Rural - Quais sãos as regiões que mais crescem
no país no desenvolvimento da agricultura familiar?
Santos - O Sul parece mais consolidado no tocante ao desenvolvimento
de produtos e sua qualidade; entretanto, graças a ações
estruturantes dos governos federal e estaduais e à política
de aquisições governamentais (PAA, PGPAF, PNAE
entre outras) temos a oportunidade de dar um salto significativo
na agricultura familiar. Hoje, há 30% de obrigatoriedade
na aquisição de alimentação escolar
junto à agricultura familiar, o que representa quase
R$ 1 bilhão por ano. São 47 milhões de
refeições por dia em 200 dias letivos. Mas ainda
são poucas as prefeituras que conseguiram esse índice;
a maioria alega que os agricultores familiares ou não
produzem o suficiente ou produzem sem cumprir as exigências
mínimas de segurança alimentar.
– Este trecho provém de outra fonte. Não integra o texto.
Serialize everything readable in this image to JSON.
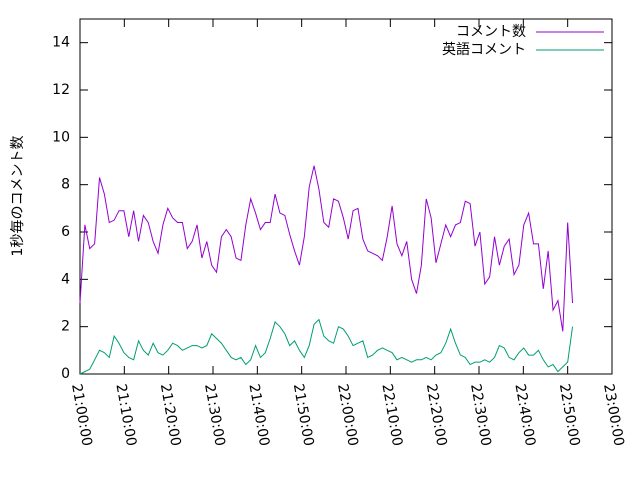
{
  "chart_data": {
    "type": "line",
    "y_label": "1秒毎のコメント数",
    "x": [
      "21:00:00",
      "21:01:06",
      "21:02:12",
      "21:03:18",
      "21:04:24",
      "21:05:30",
      "21:06:36",
      "21:07:42",
      "21:08:48",
      "21:09:54",
      "21:11:00",
      "21:12:06",
      "21:13:12",
      "21:14:18",
      "21:15:24",
      "21:16:30",
      "21:17:36",
      "21:18:42",
      "21:19:48",
      "21:20:54",
      "21:22:00",
      "21:23:06",
      "21:24:12",
      "21:25:18",
      "21:26:24",
      "21:27:30",
      "21:28:36",
      "21:29:42",
      "21:30:48",
      "21:31:54",
      "21:33:00",
      "21:34:06",
      "21:35:12",
      "21:36:18",
      "21:37:24",
      "21:38:30",
      "21:39:36",
      "21:40:42",
      "21:41:48",
      "21:42:54",
      "21:44:00",
      "21:45:06",
      "21:46:12",
      "21:47:18",
      "21:48:24",
      "21:49:30",
      "21:50:36",
      "21:51:42",
      "21:52:48",
      "21:53:54",
      "21:55:00",
      "21:56:06",
      "21:57:12",
      "21:58:18",
      "21:59:24",
      "22:00:30",
      "22:01:36",
      "22:02:42",
      "22:03:48",
      "22:04:54",
      "22:06:00",
      "22:07:06",
      "22:08:12",
      "22:09:18",
      "22:10:24",
      "22:11:30",
      "22:12:36",
      "22:13:42",
      "22:14:48",
      "22:15:54",
      "22:17:00",
      "22:18:06",
      "22:19:12",
      "22:20:18",
      "22:21:24",
      "22:22:30",
      "22:23:36",
      "22:24:42",
      "22:25:48",
      "22:26:54",
      "22:28:00",
      "22:29:06",
      "22:30:12",
      "22:31:18",
      "22:32:24",
      "22:33:30",
      "22:34:36",
      "22:35:42",
      "22:36:48",
      "22:37:54",
      "22:39:00",
      "22:40:06",
      "22:41:12",
      "22:42:18",
      "22:43:24",
      "22:44:30",
      "22:45:36",
      "22:46:42",
      "22:47:48",
      "22:48:54",
      "22:50:00",
      "22:51:06"
    ],
    "series": [
      {
        "name": "コメント数",
        "color": "#9400d3",
        "values": [
          3.0,
          6.3,
          5.3,
          5.5,
          8.3,
          7.6,
          6.4,
          6.5,
          6.9,
          6.9,
          5.8,
          6.9,
          5.6,
          6.7,
          6.4,
          5.6,
          5.1,
          6.3,
          7.0,
          6.6,
          6.4,
          6.4,
          5.3,
          5.6,
          6.3,
          4.9,
          5.6,
          4.6,
          4.3,
          5.8,
          6.1,
          5.8,
          4.9,
          4.8,
          6.3,
          7.4,
          6.8,
          6.1,
          6.4,
          6.4,
          7.6,
          6.8,
          6.7,
          5.9,
          5.2,
          4.6,
          5.8,
          7.9,
          8.8,
          7.8,
          6.4,
          6.2,
          7.4,
          7.3,
          6.6,
          5.7,
          6.9,
          7.0,
          5.7,
          5.2,
          5.1,
          5.0,
          4.8,
          5.8,
          7.1,
          5.5,
          5.0,
          5.6,
          4.0,
          3.4,
          4.6,
          7.4,
          6.6,
          4.7,
          5.5,
          6.3,
          5.8,
          6.3,
          6.4,
          7.3,
          7.2,
          5.4,
          6.0,
          3.8,
          4.1,
          5.8,
          4.6,
          5.4,
          5.7,
          4.2,
          4.6,
          6.3,
          6.8,
          5.5,
          5.5,
          3.6,
          5.2,
          2.7,
          3.1,
          1.8,
          6.4,
          3.0
        ]
      },
      {
        "name": "英語コメント",
        "color": "#009e73",
        "values": [
          0.0,
          0.1,
          0.2,
          0.6,
          1.0,
          0.9,
          0.7,
          1.6,
          1.3,
          0.9,
          0.7,
          0.6,
          1.4,
          1.0,
          0.8,
          1.3,
          0.9,
          0.8,
          1.0,
          1.3,
          1.2,
          1.0,
          1.1,
          1.2,
          1.2,
          1.1,
          1.2,
          1.7,
          1.5,
          1.3,
          1.0,
          0.7,
          0.6,
          0.7,
          0.4,
          0.6,
          1.2,
          0.7,
          0.9,
          1.5,
          2.2,
          2.0,
          1.7,
          1.2,
          1.4,
          1.0,
          0.7,
          1.2,
          2.1,
          2.3,
          1.6,
          1.4,
          1.3,
          2.0,
          1.9,
          1.6,
          1.2,
          1.3,
          1.4,
          0.7,
          0.8,
          1.0,
          1.1,
          1.0,
          0.9,
          0.6,
          0.7,
          0.6,
          0.5,
          0.6,
          0.6,
          0.7,
          0.6,
          0.8,
          0.9,
          1.3,
          1.9,
          1.3,
          0.8,
          0.7,
          0.4,
          0.5,
          0.5,
          0.6,
          0.5,
          0.7,
          1.2,
          1.1,
          0.7,
          0.6,
          0.9,
          1.1,
          0.8,
          0.8,
          1.0,
          0.6,
          0.3,
          0.4,
          0.1,
          0.3,
          0.5,
          2.0
        ]
      }
    ],
    "xlim": [
      "21:00:00",
      "23:00:00"
    ],
    "xticks": [
      "21:00:00",
      "21:10:00",
      "21:20:00",
      "21:30:00",
      "21:40:00",
      "21:50:00",
      "22:00:00",
      "22:10:00",
      "22:20:00",
      "22:30:00",
      "22:40:00",
      "22:50:00",
      "23:00:00"
    ],
    "ylim": [
      0,
      15
    ],
    "yticks": [
      0,
      2,
      4,
      6,
      8,
      10,
      12,
      14
    ],
    "legend": "top-right",
    "grid": false
  }
}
Estamos atentos
e trabalhando parceiras estratégicas para esse importantíssimo
tema.
Rural - Do seu ponto de vista, quais são os principais
gargalos da produção agrícola no País?
Santos - A agricultura brasileira avançou muito em
escala, produtividade e tecnologia. Mas ainda um descompasso
em relação à agricultura familiar. Ainda
há uma cobertura insuficiente da assistência técnica
e extensão rural, a Ater oficial, além do desconhecimento
de linhas de crédito específicas, bem como a questão
de logística e de infraestrutura, estradas pavimentadas
para agilizar o escoamento da produção e falta
um seguro agrícola mais efetivo nos pequenos negócios
rurais. Soma-se o grau de escolaridade no campo que precisa
avançar muito e a falta de atratividade para juventude
permanecer no campo (sucessão rural) são alguns
desafios a superar, além é claro, daqueles decorrentes
de problemas climáticos.
Rural - Ações como a Indicação
Geográfica (IG), a Responsabilidade Social, e o Programa
Talentos para o Brasil são do Sebrae para elevar e registrar
a cultura brasileira. Quais são os benefícios
desses programas?
Santos - Importante destacar que o Programa Talentos do
Brasil é uma iniciativa do Ministério do Desenvolvimento
Agrário (MDA), onde o Sebrae é um dos parceiros.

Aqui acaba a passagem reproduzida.